But the difficulties of the elastic theory do not end with the law of double refraction, although they are there more conspicuous on account of the definite and simple law by which they can be judged. It does not easily appear how the equation of energies can be made to give anything like the proper law of the dispersion of colors. Since for given directions of the wave-normal and displacement, or in an isotropic body, ${\displaystyle {\text{B}}_{\text{ND}}}$ is constant, and also ${\displaystyle {\text{A}}_{\text{D}}}$ and ${\displaystyle b_{\text{D}},}$ except so far as the type of the vibration varies, the formula requires that the square of the index of refraction (which is inversely as ${\displaystyle {\text{V}}^{2}}$) should be equal to a constant diminished by a term proportional to the square of the period, except so far as this law is modified by a variation of the type of vibration. But experiment shows nothing like this law. Now the variation in the type of vibration is sometimes very important,—it plays the leading rôle in the phenomena of selective absorption and abnormal dispersion,—but this is certainly not always the case.
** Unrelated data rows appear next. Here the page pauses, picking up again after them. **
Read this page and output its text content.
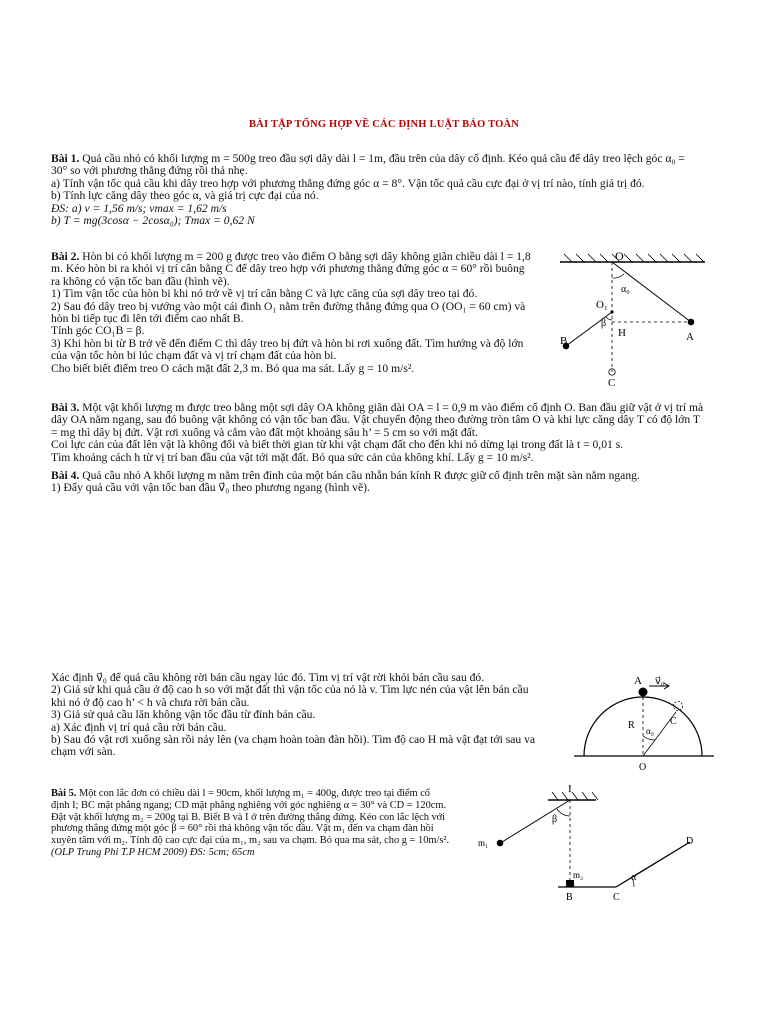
BÀI TẬP TỔNG HỢP VỀ CÁC ĐỊNH LUẬT BẢO TOÀN
Bài 1. Quả cầu nhỏ có khối lượng m = 500g treo đầu sợi dây dài l = 1m, đầu trên của dây cố định. Kéo quả cầu để dây treo lệch góc α₀ =
30° so với phương thẳng đứng rồi thả nhẹ.
a) Tính vận tốc quả cầu khi dây treo hợp với phương thẳng đứng góc α = 8°. Vận tốc quả cầu cực đại ở vị trí nào, tính giá trị đó.
b) Tính lực căng dây theo góc α, và giá trị cực đại của nó.
ĐS: a) v = 1,56 m/s; vmax = 1,62 m/s
b) T = mg(3cosα − 2cosα₀); Tmax = 0,62 N
Bài 2. Hòn bi có khối lượng m = 200 g được treo vào điểm O bằng sợi dây không giãn chiều dài l = 1,8
m. Kéo hòn bi ra khỏi vị trí cân bằng C để dây treo hợp với phương thẳng đứng góc α = 60° rồi buông
ra không có vận tốc ban đầu (hình vẽ).
1) Tìm vận tốc của hòn bi khi nó trở về vị trí cân bằng C và lực căng của sợi dây treo tại đó.
2) Sau đó dây treo bị vướng vào một cái đinh O₁ nằm trên đường thẳng đứng qua O (OO₁ = 60 cm) và
hòn bi tiếp tục đi lên tới điểm cao nhất B.
Tính góc CO₁B = β.
3) Khi hòn bi từ B trở về đến điểm C thì dây treo bị đứt và hòn bi rơi xuống đất. Tìm hướng và độ lớn
của vận tốc hòn bi lúc chạm đất và vị trí chạm đất của hòn bi.
Cho biết biết điểm treo O cách mặt đất 2,3 m. Bỏ qua ma sát. Lấy g = 10 m/s².
O
O₁
α₀
β
H	A
B
C
Bài 3. Một vật khối lượng m được treo bằng một sợi dây OA không giãn dài OA = l = 0,9 m vào điểm cố định O. Ban đầu giữ vật ở vị trí mà
dây OA nằm ngang, sau đó buông vật không có vận tốc ban đầu. Vật chuyển động theo đường tròn tâm O và khi lực căng dây T có độ lớn T
= mg thì dây bị đứt. Vật rơi xuống và cắm vào đất một khoảng sâu h’ = 5 cm so với mặt đất.
Coi lực cản của đất lên vật là không đổi và biết thời gian từ khi vật chạm đất cho đến khi nó dừng lại trong đất là t = 0,01 s.
Tìm khoảng cách h từ vị trí ban đầu của vật tới mặt đất. Bỏ qua sức cản của không khí. Lấy g = 10 m/s².
Bài 4. Quả cầu nhỏ A khối lượng m nằm trên đỉnh của một bán cầu nhẵn bán kính R được giữ cố định trên mặt sàn nằm ngang.
1) Đẩy quả cầu với vận tốc ban đầu v⃗₀ theo phương ngang (hình vẽ).
Xác định v⃗₀ để quả cầu không rời bán cầu ngay lúc đó. Tìm vị trí vật rời khỏi bán cầu sau đó.
2) Giả sử khi quả cầu ở độ cao h so với mặt đất thì vận tốc của nó là v. Tìm lực nén của vật lên bán cầu
khi nó ở độ cao h’ < h và chưa rời bán cầu.
3) Giả sử quả cầu lăn không vận tốc đầu từ đỉnh bán cầu.
a) Xác định vị trí quả cầu rời bán cầu.
b) Sau đó vật rơi xuống sàn rồi nảy lên (va chạm hoàn toàn đàn hồi). Tìm độ cao H mà vật đạt tới sau va
chạm với sàn.
A v⃗₀
C
R α₀
O
Bài 5. Một con lắc đơn có chiều dài l = 90cm, khối lượng m₁ = 400g, được treo tại điểm cố
định I; BC mặt phẳng ngang; CD mặt phẳng nghiêng với góc nghiêng α = 30° và CD = 120cm.
Đặt vật khối lượng m₂ = 200g tại B. Biết B và I ở trên đường thẳng đứng. Kéo con lắc lệch với
phương thẳng đứng một góc β = 60° rồi thả không vận tốc đầu. Vật m₁ đến va chạm đàn hồi
xuyên tâm với m₂. Tính độ cao cực đại của m₁, m₂ sau va chạm. Bỏ qua ma sát, cho g = 10m/s².
(OLP Trung Phi T.P HCM 2009) ĐS: 5cm; 65cm
I
β
m₁
m₂	α
B	C
D
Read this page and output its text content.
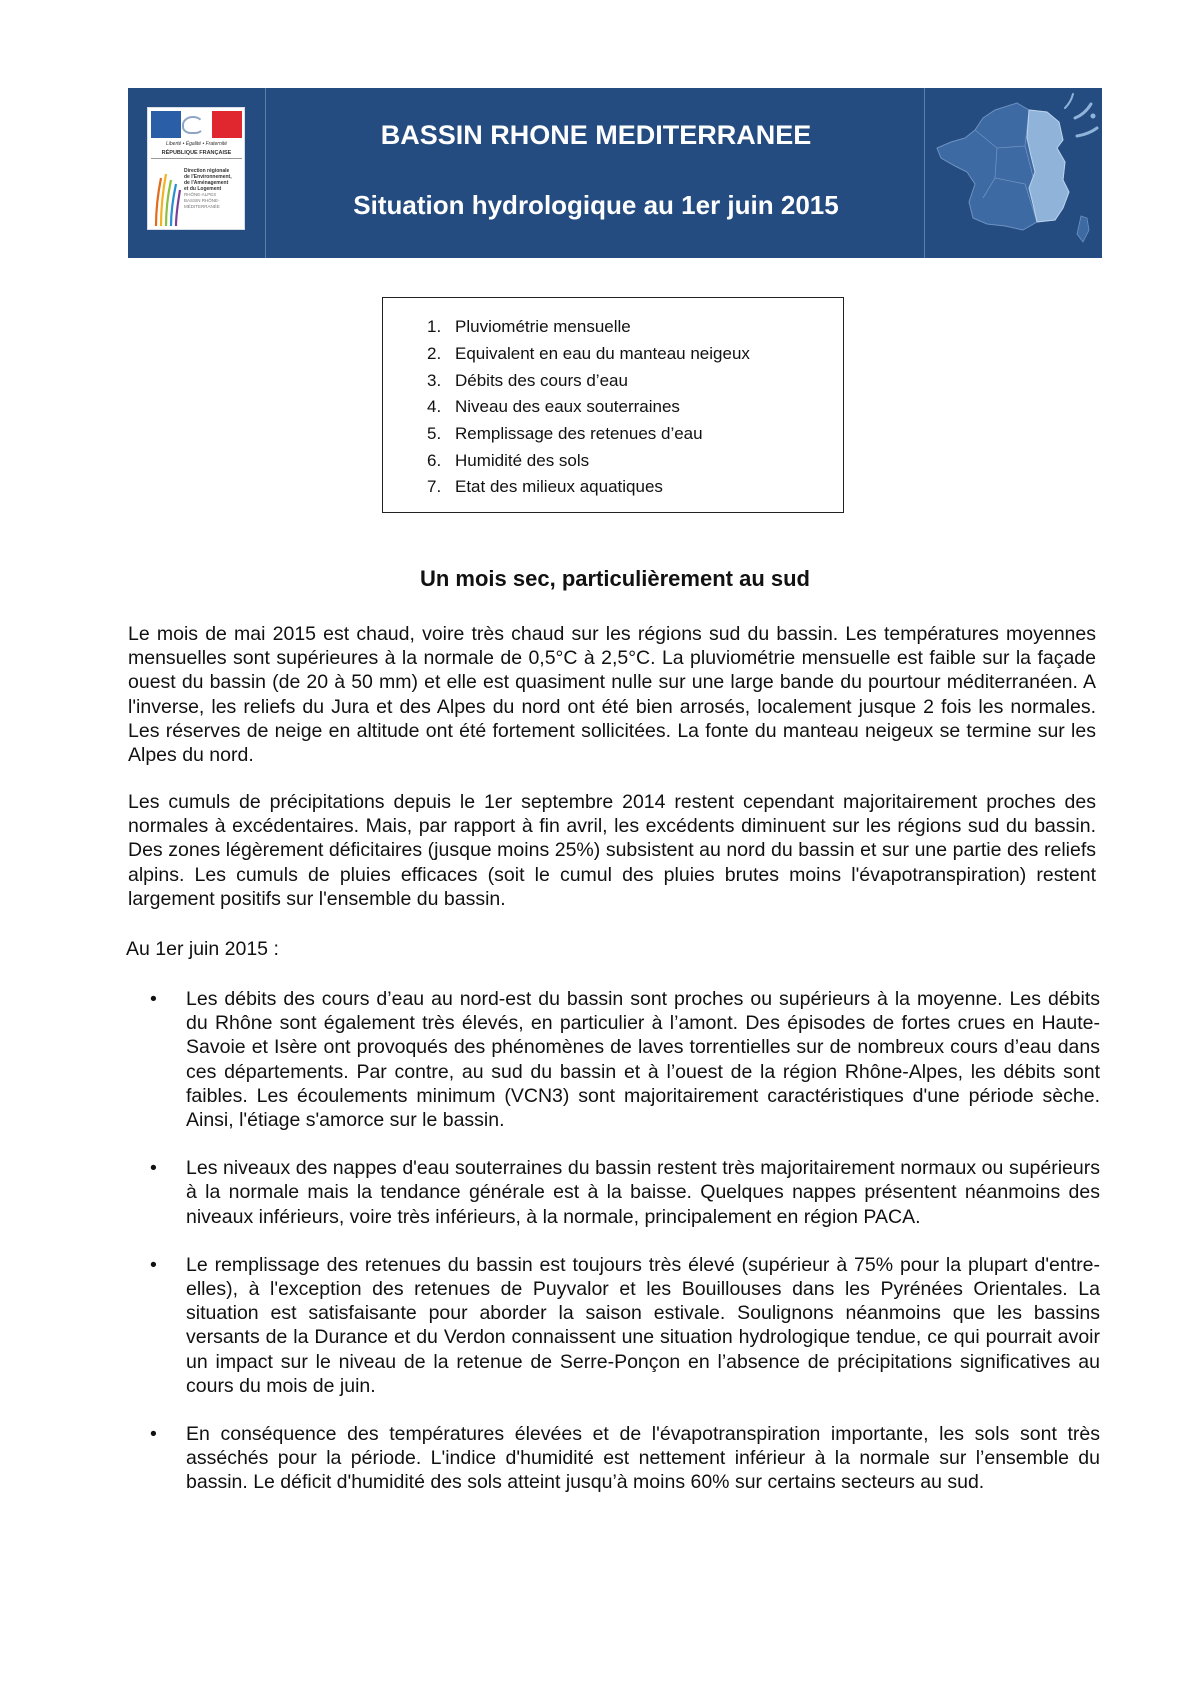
Liberté • Égalité • Fraternité
RÉPUBLIQUE FRANÇAISE
Direction régionale
de l'Environnement,
de l'Aménagement
et du Logement
RHÔNE-ALPES
BASSIN RHÔNE-MÉDITERRANÉE
BASSIN RHONE MEDITERRANEE
Situation hydrologique au 1er juin 2015
1. Pluviométrie mensuelle
2. Equivalent en eau du manteau neigeux
3. Débits des cours d’eau
4. Niveau des eaux souterraines
5. Remplissage des retenues d’eau
6. Humidité des sols
7. Etat des milieux aquatiques
Un mois sec, particulièrement au sud

Le mois de mai 2015 est chaud, voire très chaud sur les régions sud du bassin. Les températures moyennes mensuelles sont supérieures à la normale de 0,5°C à 2,5°C. La pluviométrie mensuelle est faible sur la façade ouest du bassin (de 20 à 50 mm) et elle est quasiment nulle sur une large bande du pourtour méditerranéen. A l'inverse, les reliefs du Jura et des Alpes du nord ont été bien arrosés, localement jusque 2 fois les normales. Les réserves de neige en altitude ont été fortement sollicitées. La fonte du manteau neigeux se termine sur les Alpes du nord.

Les cumuls de précipitations depuis le 1er septembre 2014 restent cependant majoritairement proches des normales à excédentaires. Mais, par rapport à fin avril, les excédents diminuent sur les régions sud du bassin. Des zones légèrement déficitaires (jusque moins 25%) subsistent au nord du bassin et sur une partie des reliefs alpins. Les cumuls de pluies efficaces (soit le cumul des pluies brutes moins l'évapotranspiration) restent largement positifs sur l'ensemble du bassin.

Au 1er juin 2015 :
• Les débits des cours d’eau au nord-est du bassin sont proches ou supérieurs à la moyenne. Les débits du Rhône sont également très élevés, en particulier à l’amont. Des épisodes de fortes crues en Haute-Savoie et Isère ont provoqués des phénomènes de laves torrentielles sur de nombreux cours d’eau dans ces départements. Par contre, au sud du bassin et à l’ouest de la région Rhône-Alpes, les débits sont faibles. Les écoulements minimum (VCN3) sont majoritairement caractéristiques d'une période sèche. Ainsi, l'étiage s'amorce sur le bassin.
• Les niveaux des nappes d'eau souterraines du bassin restent très majoritairement normaux ou supérieurs à la normale mais la tendance générale est à la baisse. Quelques nappes présentent néanmoins des niveaux inférieurs, voire très inférieurs, à la normale, principalement en région PACA.
• Le remplissage des retenues du bassin est toujours très élevé (supérieur à 75% pour la plupart d'entre-elles), à l'exception des retenues de Puyvalor et les Bouillouses dans les Pyrénées Orientales. La situation est satisfaisante pour aborder la saison estivale. Soulignons néanmoins que les bassins versants de la Durance et du Verdon connaissent une situation hydrologique tendue, ce qui pourrait avoir un impact sur le niveau de la retenue de Serre-Ponçon en l’absence de précipitations significatives au cours du mois de juin.
• En conséquence des températures élevées et de l'évapotranspiration importante, les sols sont très asséchés pour la période. L'indice d'humidité est nettement inférieur à la normale sur l’ensemble du bassin. Le déficit d'humidité des sols atteint jusqu’à moins 60% sur certains secteurs au sud.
It seems hardly possible to suppose that the type of vibration is always so variable as entirely to mask the law which is indicated by the formula when ${\displaystyle {\text{A}}_{\text{D}}}$ and ${\displaystyle b_{\text{D}}}$ (with ${\displaystyle {\text{B}}_{\text{ND}}}$) are regarded as constant. This is especially evident when we consider that the effect on the wave-velocity of a small variation in the type of vibration will be a small quantity of the second order.^[11]

The phenomena of dispersion, therefore, corroborate the conclusion which seemed to follow inevitably from the law of double refraction alone.